Machine Learning Savvy
Insider threats require different types of analytics, says Chris Meenan, director of QRadar Management and Strategy with IBM Security.
“It is not about a specific vulnerability being exploited or a specific malware that has a signature associated with it,” Meenan points out. “It is about someone who has gone rogue, who uses entitlement to do their job, but starts to use that in a malicious way. So that requires analytics that is more behavior-based.”
IBM’s QRadar is a SIEM platform that detects anomalies and uncovers advanced threats through the consolidation of log events, network flow data from thousands of devices and endpoints and applications distributed throughout a network. ML extends the predictive modeling capabilities of QRadar and its User Behavior Analytics application.
ML helps analysts build models of user behavior. One single threshold cannot be applied across an organization because different groups of people have different job functions, requirements and work habits. A marketing staffer might travel often and log into the network from remote locations multiple times per week, while an administrative employee might only log in from a desktop computer at work.
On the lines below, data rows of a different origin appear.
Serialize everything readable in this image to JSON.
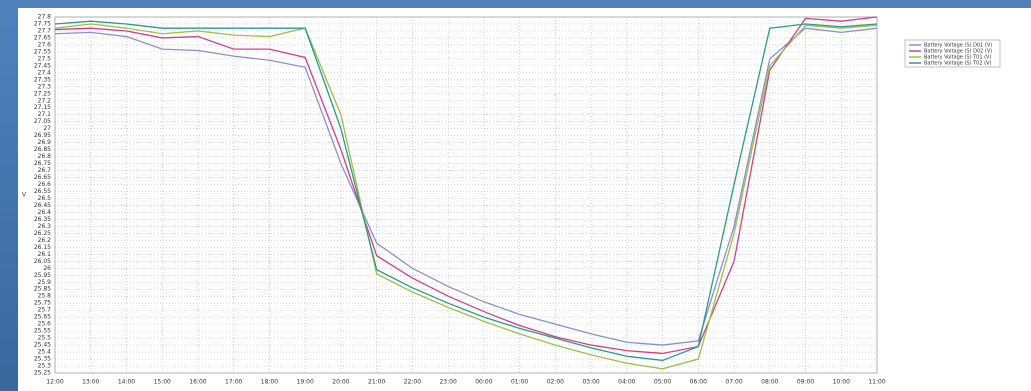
{
  "chart_data": {
    "type": "line",
    "y_label": "V",
    "categories": [
      "12:00",
      "13:00",
      "14:00",
      "15:00",
      "16:00",
      "17:00",
      "18:00",
      "19:00",
      "20:00",
      "21:00",
      "22:00",
      "23:00",
      "00:00",
      "01:00",
      "02:00",
      "03:00",
      "04:00",
      "05:00",
      "06:00",
      "07:00",
      "08:00",
      "09:00",
      "10:00",
      "11:00"
    ],
    "series": [
      {
        "name": "Battery Voltage (S) D01 (V)",
        "color": "#8a8fd0",
        "values": [
          27.68,
          27.69,
          27.66,
          27.57,
          27.56,
          27.52,
          27.49,
          27.44,
          26.75,
          26.18,
          26.0,
          25.87,
          25.76,
          25.67,
          25.6,
          25.53,
          25.47,
          25.45,
          25.48,
          26.3,
          27.5,
          27.72,
          27.69,
          27.72
        ]
      },
      {
        "name": "Battery Voltage (S) D02 (V)",
        "color": "#d0408a",
        "values": [
          27.71,
          27.72,
          27.7,
          27.65,
          27.66,
          27.57,
          27.57,
          27.51,
          26.85,
          26.09,
          25.93,
          25.8,
          25.69,
          25.59,
          25.51,
          25.45,
          25.41,
          25.39,
          25.44,
          26.05,
          27.42,
          27.79,
          27.77,
          27.8
        ]
      },
      {
        "name": "Battery Voltage (S) T01 (V)",
        "color": "#9cbf48",
        "values": [
          27.72,
          27.75,
          27.72,
          27.68,
          27.7,
          27.67,
          27.66,
          27.72,
          27.1,
          25.96,
          25.83,
          25.72,
          25.62,
          25.53,
          25.45,
          25.38,
          25.32,
          25.28,
          25.35,
          26.25,
          27.45,
          27.74,
          27.72,
          27.74
        ]
      },
      {
        "name": "Battery Voltage (S) T02 (V)",
        "color": "#2a9a88",
        "values": [
          27.75,
          27.77,
          27.75,
          27.72,
          27.72,
          27.72,
          27.72,
          27.72,
          27.0,
          25.99,
          25.86,
          25.75,
          25.65,
          25.57,
          25.5,
          25.43,
          25.37,
          25.34,
          25.44,
          26.6,
          27.72,
          27.75,
          27.73,
          27.75
        ]
      }
    ],
    "ylim": [
      25.25,
      27.8
    ],
    "yticks": [
      27.8,
      27.75,
      27.7,
      27.65,
      27.6,
      27.55,
      27.5,
      27.45,
      27.4,
      27.35,
      27.3,
      27.25,
      27.2,
      27.15,
      27.1,
      27.05,
      27,
      26.95,
      26.9,
      26.85,
      26.8,
      26.75,
      26.7,
      26.65,
      26.6,
      26.55,
      26.5,
      26.45,
      26.4,
      26.35,
      26.3,
      26.25,
      26.2,
      26.15,
      26.1,
      26.05,
      26,
      25.95,
      25.9,
      25.85,
      25.8,
      25.75,
      25.7,
      25.65,
      25.6,
      25.55,
      25.5,
      25.45,
      25.4,
      25.35,
      25.3,
      25.25
    ],
    "grid": true
  }
}
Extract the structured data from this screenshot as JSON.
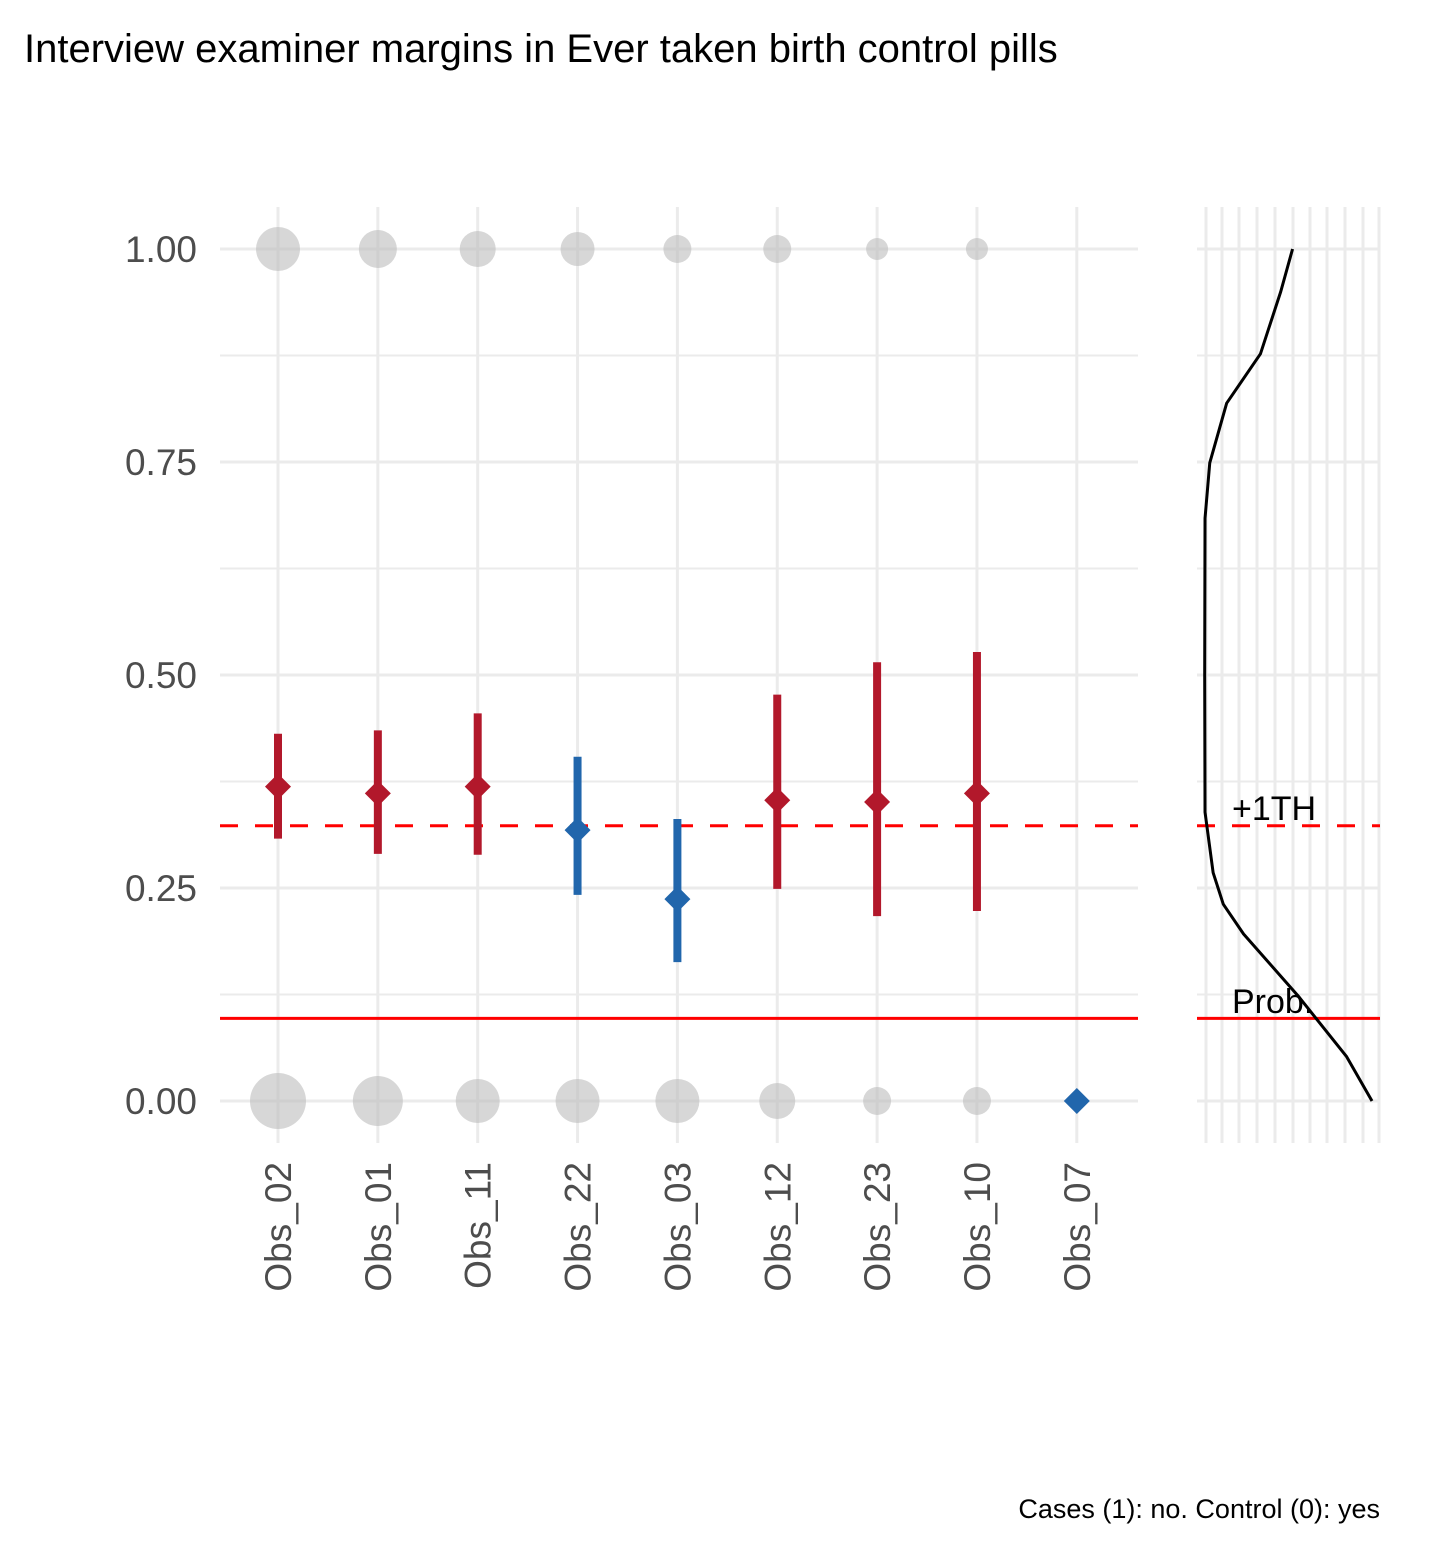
{
  "chart_data": {
    "type": "scatter",
    "title": "Interview examiner margins in Ever taken birth control pills",
    "caption": "Cases (1): no. Control (0): yes",
    "xlabel": "",
    "ylabel": "",
    "ylim": [
      0,
      1
    ],
    "yticks": [
      {
        "value": 0.0,
        "label": "0.00"
      },
      {
        "value": 0.25,
        "label": "0.25"
      },
      {
        "value": 0.5,
        "label": "0.50"
      },
      {
        "value": 0.75,
        "label": "0.75"
      },
      {
        "value": 1.0,
        "label": "1.00"
      }
    ],
    "grid": true,
    "categories": [
      "Obs_02",
      "Obs_01",
      "Obs_11",
      "Obs_22",
      "Obs_03",
      "Obs_12",
      "Obs_23",
      "Obs_10",
      "Obs_07"
    ],
    "estimates": [
      {
        "name": "Obs_02",
        "value": 0.369,
        "lower": 0.308,
        "upper": 0.431,
        "group": "above"
      },
      {
        "name": "Obs_01",
        "value": 0.361,
        "lower": 0.29,
        "upper": 0.435,
        "group": "above"
      },
      {
        "name": "Obs_11",
        "value": 0.369,
        "lower": 0.289,
        "upper": 0.455,
        "group": "above"
      },
      {
        "name": "Obs_22",
        "value": 0.318,
        "lower": 0.242,
        "upper": 0.404,
        "group": "below"
      },
      {
        "name": "Obs_03",
        "value": 0.237,
        "lower": 0.163,
        "upper": 0.331,
        "group": "below"
      },
      {
        "name": "Obs_12",
        "value": 0.353,
        "lower": 0.249,
        "upper": 0.477,
        "group": "above"
      },
      {
        "name": "Obs_23",
        "value": 0.351,
        "lower": 0.217,
        "upper": 0.515,
        "group": "above"
      },
      {
        "name": "Obs_10",
        "value": 0.361,
        "lower": 0.223,
        "upper": 0.527,
        "group": "above"
      },
      {
        "name": "Obs_07",
        "value": 0.0,
        "lower": null,
        "upper": null,
        "group": "below"
      }
    ],
    "counts_cases_1": [
      22,
      19,
      18,
      17,
      14,
      14,
      11,
      11,
      0
    ],
    "counts_controls_0": [
      28,
      25,
      22,
      22,
      22,
      18,
      14,
      14,
      0
    ],
    "reference_lines": [
      {
        "label": "+1TH",
        "value": 0.323,
        "style": "dashed",
        "color": "#ff0000"
      },
      {
        "label": "Prob.",
        "value": 0.097,
        "style": "solid",
        "color": "#ff0000"
      }
    ],
    "density": {
      "prob": [
        1.0,
        0.95,
        0.877,
        0.819,
        0.749,
        0.684,
        0.5,
        0.339,
        0.268,
        0.231,
        0.196,
        0.124,
        0.052,
        0.0
      ],
      "density": [
        0.53,
        0.46,
        0.34,
        0.14,
        0.04,
        0.012,
        0.01,
        0.012,
        0.06,
        0.12,
        0.24,
        0.56,
        0.85,
        1.0
      ]
    },
    "colors": {
      "above": "#b2182b",
      "below": "#2166ac",
      "bubble": "#bdbdbd",
      "grid": "#ebebeb",
      "ref": "#ff0000"
    }
  }
}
Analysts can build models for these employee profiles that anticipate what kinds of work they do, what types of files and apps they access and whether they are authorized to use privileged accounts. Such model-driven security is becoming more common, Meenan says.
Sven Krasser, chief scientist with CrowdStrike, a developer of ML-based endpoint security tools, says it’s relatively easy to build a machine learning model for such uses. The hard part is the integration of that machine learning model into a larger infrastructure. “You need to collect and normalize the data,” he says. “You need to have a data strategy where you are collecting data that is useful to machine learning and does not cause breakage.”
Finally, as valuable as ML technology is, it’s important to recognize that it’s a tool – not magic. ML is only effective in situations where there’s enough data generated to provide insight into IT network traffic.
“These are complex problems,” says GDIT’s Sarmanian. “You need to have the right data, you need to understand the complexity of the problem and you need to match the tools to the challenge in such a way that it can scale and adapt over time. Finally, you need to do all that within a finite budget. Get any of those wrong and things can spiral out of control in a heartbeat. This is one of those areas where experience makes a really big difference.”